Happy Australia Day! ~ Cheddar and Chive Dampers
Happy Australia Day! Every January 26th, Australia celebrates this national holiday. It falls in the middle of summer in the southern hemisphere, so much like the way we celebrate the Fourth of July, they celebrate with barbeques, fireworks and outdoor concerts.
Twenty years ago this month, I had the good fortune to travel to Australia through my university. (How did twenty years go by already? Wow!) It was an extraordinary experience I will never forget.

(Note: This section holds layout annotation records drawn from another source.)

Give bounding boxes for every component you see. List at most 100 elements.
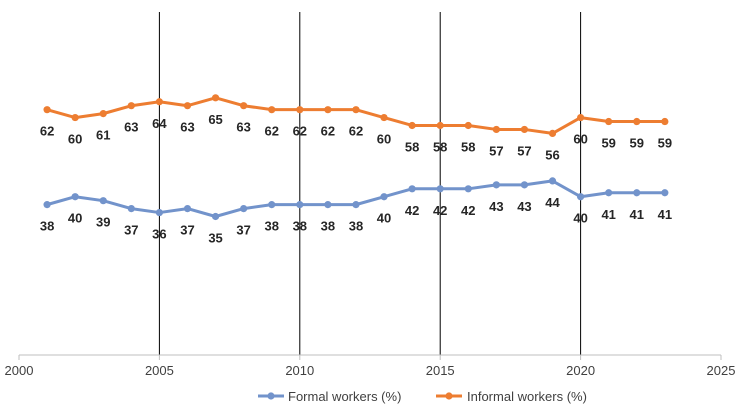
data-point-formal [380, 193, 388, 201]
data-point-formal [43, 201, 51, 209]
data-point-informal [352, 106, 360, 114]
data-label-formal: 38 [264, 219, 278, 234]
x-tick-label: 2025 [707, 363, 736, 378]
data-point-informal [661, 117, 669, 126]
data-label-informal: 59 [630, 136, 644, 151]
data-label-informal: 65 [208, 112, 222, 127]
data-point-formal [633, 189, 641, 197]
data-label-formal: 44 [545, 195, 560, 210]
legend-label-informal: Informal workers (%) [467, 389, 587, 404]
data-label-informal: 60 [377, 132, 391, 147]
legend-marker-informal [445, 392, 453, 400]
legend-label-formal: Formal workers (%) [288, 389, 401, 404]
data-point-informal [211, 94, 220, 102]
data-point-informal [99, 110, 107, 118]
data-point-formal [99, 197, 107, 205]
data-point-informal [240, 102, 248, 110]
data-point-informal [577, 113, 585, 122]
data-label-formal: 38 [293, 219, 307, 234]
data-point-formal [548, 177, 557, 185]
data-point-informal [43, 106, 51, 114]
data-label-informal: 63 [124, 120, 138, 135]
x-tick-label: 2020 [566, 363, 595, 378]
data-point-formal [352, 201, 360, 209]
data-point-informal [520, 125, 529, 134]
data-label-informal: 60 [68, 132, 82, 147]
x-tick-label: 2005 [145, 363, 174, 378]
data-label-informal: 56 [545, 147, 559, 162]
data-label-formal: 42 [461, 203, 475, 218]
x-axis: 2000 2005 2010 2015 2020 2025 [5, 354, 736, 378]
data-point-informal [155, 98, 163, 106]
data-label-informal: 59 [601, 136, 615, 151]
data-label-informal: 57 [517, 143, 531, 158]
data-label-formal: 42 [433, 203, 447, 218]
data-point-formal [240, 204, 248, 213]
data-point-formal [408, 185, 416, 193]
data-label-informal: 62 [40, 124, 54, 139]
data-point-formal [127, 204, 135, 213]
data-label-informal: 58 [461, 139, 475, 154]
data-point-informal [296, 106, 304, 114]
data-point-formal [71, 193, 79, 201]
series-lines [43, 94, 669, 221]
data-point-formal [464, 185, 472, 193]
data-label-formal: 43 [517, 199, 531, 214]
data-label-informal: 58 [405, 139, 419, 154]
data-point-informal [71, 113, 79, 122]
data-point-informal [605, 117, 613, 126]
data-point-formal [520, 181, 529, 189]
data-point-informal [436, 121, 444, 130]
data-point-informal [633, 117, 641, 126]
data-point-informal [324, 106, 332, 114]
data-point-formal [296, 201, 304, 209]
data-point-formal [211, 212, 220, 221]
data-label-formal: 42 [405, 203, 419, 218]
series-line-formal [45, 179, 667, 218]
data-label-formal: 37 [236, 223, 250, 238]
data-point-informal [380, 113, 388, 122]
data-point-informal [268, 106, 276, 114]
data-point-formal [268, 201, 276, 209]
legend: Formal workers (%) Informal workers (%) [258, 389, 587, 404]
data-label-formal: 38 [321, 219, 335, 234]
x-tick-label: 2010 [285, 363, 314, 378]
data-label-formal: 40 [68, 211, 82, 226]
data-point-informal [548, 129, 557, 138]
data-point-informal [127, 102, 135, 110]
data-label-informal: 57 [489, 143, 503, 158]
data-label-informal: 63 [180, 120, 194, 135]
data-label-informal: 62 [293, 124, 307, 139]
data-label-informal: 58 [433, 139, 447, 154]
data-point-formal [436, 185, 444, 193]
data-label-formal: 41 [658, 207, 672, 222]
data-label-formal: 37 [124, 223, 138, 238]
data-label-formal: 40 [377, 211, 391, 226]
data-point-formal [605, 189, 613, 197]
data-label-formal: 36 [152, 227, 166, 242]
data-label-formal: 38 [40, 219, 54, 234]
gridlines [158, 12, 582, 355]
data-point-formal [324, 201, 332, 209]
data-label-formal: 41 [601, 207, 615, 222]
data-point-formal [577, 193, 585, 201]
data-point-informal [408, 121, 416, 130]
data-label-informal: 59 [658, 136, 672, 151]
data-label-formal: 39 [96, 215, 110, 230]
x-tick-label: 2015 [426, 363, 455, 378]
x-tick-label: 2000 [5, 363, 34, 378]
legend-marker-formal [267, 392, 275, 400]
data-point-formal [492, 181, 500, 189]
data-label-informal: 62 [264, 124, 278, 139]
data-point-formal [155, 208, 163, 217]
data-label-formal: 38 [349, 219, 363, 234]
data-labels: 38 40 39 37 36 37 35 37 38 38 38 38 40 42 42 42 43 43 44 40… [40, 112, 672, 246]
data-label-formal: 37 [180, 223, 194, 238]
data-label-informal: 64 [152, 116, 167, 131]
data-label-informal: 63 [236, 120, 250, 135]
data-label-formal: 35 [208, 231, 222, 246]
data-point-informal [492, 125, 500, 134]
data-point-formal [661, 189, 669, 197]
data-point-formal [183, 204, 192, 213]
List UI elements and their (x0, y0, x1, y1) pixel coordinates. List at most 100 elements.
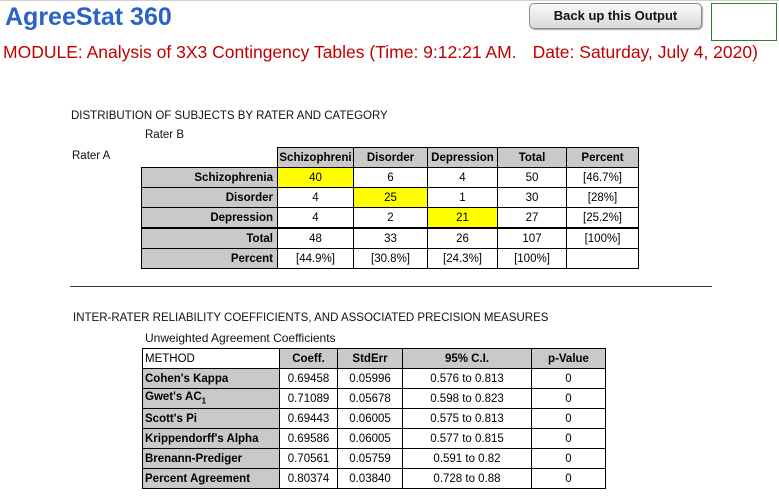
row-header-depression: Depression (141, 207, 278, 229)
row-header-schizophrenia: Schizophrenia (141, 167, 278, 188)
table-cell: 1 (427, 187, 498, 208)
reliability-heading: INTER-RATER RELIABILITY COEFFICIENTS, AN… (73, 312, 549, 324)
pvalue: 0 (531, 448, 606, 469)
stderr-value: 0.05996 (337, 368, 403, 389)
method-name: Brenann-Prediger (142, 448, 280, 469)
stderr-value: 0.05759 (337, 448, 403, 469)
table-cell: 107 (497, 227, 567, 249)
stderr-value: 0.03840 (337, 468, 403, 489)
table-cell: 50 (497, 167, 567, 188)
coeff-value: 0.69458 (279, 368, 338, 389)
stderr-value: 0.05678 (337, 388, 403, 409)
table-row: Percent [44.9%] [30.8%] [24.3%] [100%] (141, 248, 639, 269)
coeff-value: 0.69586 (279, 428, 338, 449)
ci-value: 0.598 to 0.823 (402, 388, 532, 409)
reliability-header-row: METHOD Coeff. StdErr 95% C.I. p-Value (142, 348, 606, 369)
table-row: Scott's Pi 0.69443 0.06005 0.575 to 0.81… (142, 408, 606, 429)
top-border (0, 0, 779, 1)
row-header-total: Total (141, 227, 278, 249)
table-cell: 4 (277, 187, 354, 208)
pvalue: 0 (531, 368, 606, 389)
module-description: MODULE: Analysis of 3X3 Contingency Tabl… (3, 42, 517, 62)
module-date: Date: Saturday, July 4, 2020) (532, 42, 758, 62)
col-header-method: METHOD (142, 348, 280, 369)
table-row: Brenann-Prediger 0.70561 0.05759 0.591 t… (142, 448, 606, 469)
coeff-value: 0.69443 (279, 408, 338, 429)
table-cell: [100%] (497, 248, 567, 269)
backup-output-button[interactable]: Back up this Output (529, 3, 702, 29)
table-cell: 40 (277, 167, 354, 188)
method-name-cell: Gwet's AC1 (142, 388, 280, 409)
table-cell: 25 (353, 187, 428, 208)
method-name: Scott's Pi (142, 408, 280, 429)
table-cell (566, 248, 639, 269)
pvalue: 0 (531, 428, 606, 449)
row-header-percent: Percent (141, 248, 278, 269)
pvalue: 0 (531, 408, 606, 429)
table-cell: [30.8%] (353, 248, 428, 269)
reliability-subheading: Unweighted Agreement Coefficients (145, 331, 336, 345)
table-cell: 2 (353, 207, 428, 229)
table-cell: 33 (353, 227, 428, 249)
table-cell: 21 (427, 207, 498, 229)
ci-value: 0.575 to 0.813 (402, 408, 532, 429)
col-header-disorder: Disorder (353, 147, 428, 168)
coeff-value: 0.80374 (279, 468, 338, 489)
table-cell: 30 (497, 187, 567, 208)
method-name: Percent Agreement (142, 468, 280, 489)
stderr-value: 0.06005 (337, 408, 403, 429)
col-header-stderr: StdErr (337, 348, 403, 369)
section-divider (70, 286, 712, 287)
ci-value: 0.591 to 0.82 (402, 448, 532, 469)
row-header-disorder: Disorder (141, 187, 278, 208)
table-cell: [28%] (566, 187, 639, 208)
col-header-percent: Percent (566, 147, 639, 168)
selected-cell-box[interactable] (711, 3, 777, 41)
table-cell: 6 (353, 167, 428, 188)
distribution-heading: DISTRIBUTION OF SUBJECTS BY RATER AND CA… (71, 110, 388, 122)
coeff-value: 0.70561 (279, 448, 338, 469)
table-row: Gwet's AC1 0.71089 0.05678 0.598 to 0.82… (142, 388, 606, 409)
contingency-header-row: Schizophreni Disorder Depression Total P… (141, 147, 639, 168)
contingency-table: Schizophreni Disorder Depression Total P… (141, 147, 639, 269)
ci-value: 0.728 to 0.88 (402, 468, 532, 489)
pvalue: 0 (531, 468, 606, 489)
method-subscript: 1 (201, 396, 207, 406)
col-header-ci: 95% C.I. (402, 348, 532, 369)
table-row: Depression 4 2 21 27 [25.2%] (141, 207, 639, 229)
table-row: Cohen's Kappa 0.69458 0.05996 0.576 to 0… (142, 368, 606, 389)
table-cell: 4 (427, 167, 498, 188)
rater-b-label: Rater B (145, 129, 184, 141)
table-cell: [24.3%] (427, 248, 498, 269)
table-row: Schizophrenia 40 6 4 50 [46.7%] (141, 167, 639, 188)
col-header-coeff: Coeff. (279, 348, 338, 369)
col-header-depression: Depression (427, 147, 498, 168)
method-name: Cohen's Kappa (142, 368, 280, 389)
table-cell: 4 (277, 207, 354, 229)
table-cell: 27 (497, 207, 567, 229)
corner-cell (141, 147, 278, 168)
table-cell: 26 (427, 227, 498, 249)
app-title: AgreeStat 360 (5, 3, 172, 31)
pvalue: 0 (531, 388, 606, 409)
col-header-total: Total (497, 147, 567, 168)
table-cell: [46.7%] (566, 167, 639, 188)
table-row: Disorder 4 25 1 30 [28%] (141, 187, 639, 208)
table-row: Total 48 33 26 107 [100%] (141, 227, 639, 249)
ci-value: 0.577 to 0.815 (402, 428, 532, 449)
table-cell: [100%] (566, 227, 639, 249)
stderr-value: 0.06005 (337, 428, 403, 449)
table-cell: 48 (277, 227, 354, 249)
reliability-table: METHOD Coeff. StdErr 95% C.I. p-Value Co… (142, 348, 606, 489)
rater-a-label: Rater A (72, 150, 111, 162)
ci-value: 0.576 to 0.813 (402, 368, 532, 389)
method-name: Gwet's AC (145, 391, 202, 404)
table-row: Krippendorff's Alpha 0.69586 0.06005 0.5… (142, 428, 606, 449)
col-header-pvalue: p-Value (531, 348, 606, 369)
table-row: Percent Agreement 0.80374 0.03840 0.728 … (142, 468, 606, 489)
coeff-value: 0.71089 (279, 388, 338, 409)
method-name: Krippendorff's Alpha (142, 428, 280, 449)
table-cell: [44.9%] (277, 248, 354, 269)
col-header-schizophrenia: Schizophreni (277, 147, 354, 168)
table-cell: [25.2%] (566, 207, 639, 229)
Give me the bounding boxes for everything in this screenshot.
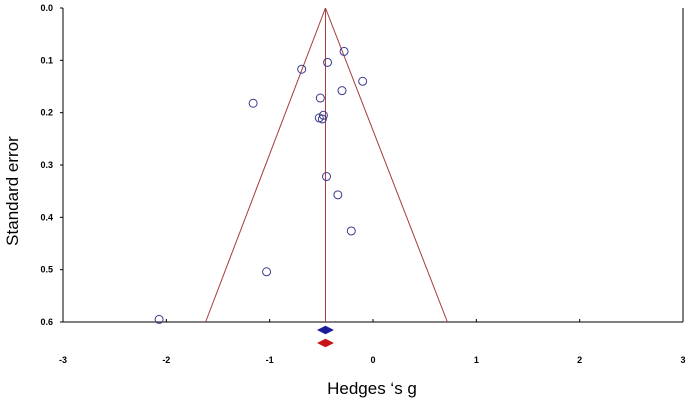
y-tick-label-0: 0.0 [40, 3, 53, 13]
x-tick-label-4: 1 [474, 355, 479, 365]
study-point-12 [333, 190, 343, 200]
study-point-7 [248, 98, 258, 108]
study-point-2 [323, 57, 333, 67]
funnel-right-line [325, 7, 448, 323]
y-tick-label-4: 0.4 [40, 212, 53, 222]
study-point-1 [339, 46, 349, 56]
study-point-11 [322, 172, 331, 182]
x-tick-label-3: 0 [370, 355, 375, 365]
funnel-lines [205, 7, 448, 323]
y-tick-label-5: 0.5 [40, 265, 53, 275]
y-tick-label-3: 0.3 [40, 160, 53, 170]
y-tick-label-6: 0.6 [40, 317, 53, 327]
study-points [154, 46, 368, 324]
study-point-3 [297, 64, 307, 74]
study-point-14 [262, 267, 272, 277]
study-point-15 [154, 314, 164, 324]
x-tick-label-0: -3 [59, 355, 67, 365]
x-axis-ticks: -3 -2 -1 0 1 2 3 [59, 319, 686, 365]
y-axis-ticks: 0.0 0.1 0.2 0.3 0.4 0.5 0.6 [40, 3, 63, 327]
x-tick-label-6: 3 [680, 355, 685, 365]
funnel-left-line [205, 7, 326, 323]
study-point-13 [346, 226, 356, 236]
x-tick-label-5: 2 [577, 355, 582, 365]
plot-frame [62, 8, 684, 323]
summary-diamond-2 [316, 338, 335, 348]
x-tick-label-2: -1 [266, 355, 274, 365]
x-tick-label-1: -2 [162, 355, 170, 365]
y-tick-label-1: 0.1 [40, 55, 53, 65]
study-point-4 [358, 76, 368, 86]
x-axis-title: Hedges ‘s g [327, 379, 417, 398]
study-point-10 [317, 114, 327, 124]
summary-diamonds [316, 325, 335, 348]
study-point-6 [315, 93, 325, 103]
study-point-5 [337, 86, 347, 96]
y-axis-title: Standard error [3, 136, 22, 246]
y-tick-label-2: 0.2 [40, 108, 53, 118]
summary-diamond-1 [316, 325, 335, 335]
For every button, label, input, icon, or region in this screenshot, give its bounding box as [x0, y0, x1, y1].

To celebrate the holiday and the good times I had in Australia, I decided to make a special Australian dinner. We had split pea and ham soup with Cheddar and chive dampers. I chose the menu based on an article from CNN Travel about forty dishes Australians call their own. It is a fun article filled with many foods I have never tried before. There is much more to explore!
For the dampers, I was inspired by an Australian recipe website called Taste, but I ended up changing the recipe to a large extent for my own version. Mainly, I used 100% whole-wheat pastry flour combined with baking powder rather than self-rising flour, and I made individual dampers rather than one large one. I also made only half of the recipe, and reduced the portion size. They were the perfect accompaniment to the split pea and ham soup!
The cute little flags were printed from Jellyfish Prints. I couldn’t resist adding them for a festive touch. 🙂 They are completely adorable, and also free!
1 ¼ cups whole-wheat pastry flour
2 teaspoons baking powder
¼ teaspoon kosher salt
½ cup Cheddar, coarsely grated
½ bunch chives, finely chopped
½ cup buttermilk
1 egg, scrambled
Preheat oven to 350 degrees.
Combine the flour, baking powder, salt, cheese and chives in a large bowl, whisking to combine. Add the buttermilk and egg, and stir until well combined. On a lightly floured surface, knead the dough until it comes together. Divide into 4 equal pieces, and shape each piece into a ball. Place each ball onto a parchment lined baking sheet, flattening the top slightly. Bake about 15 minutes, or until the underside of each damper sounds hollow when tapped.
Cool for 5 or 10 minutes, and serve warm.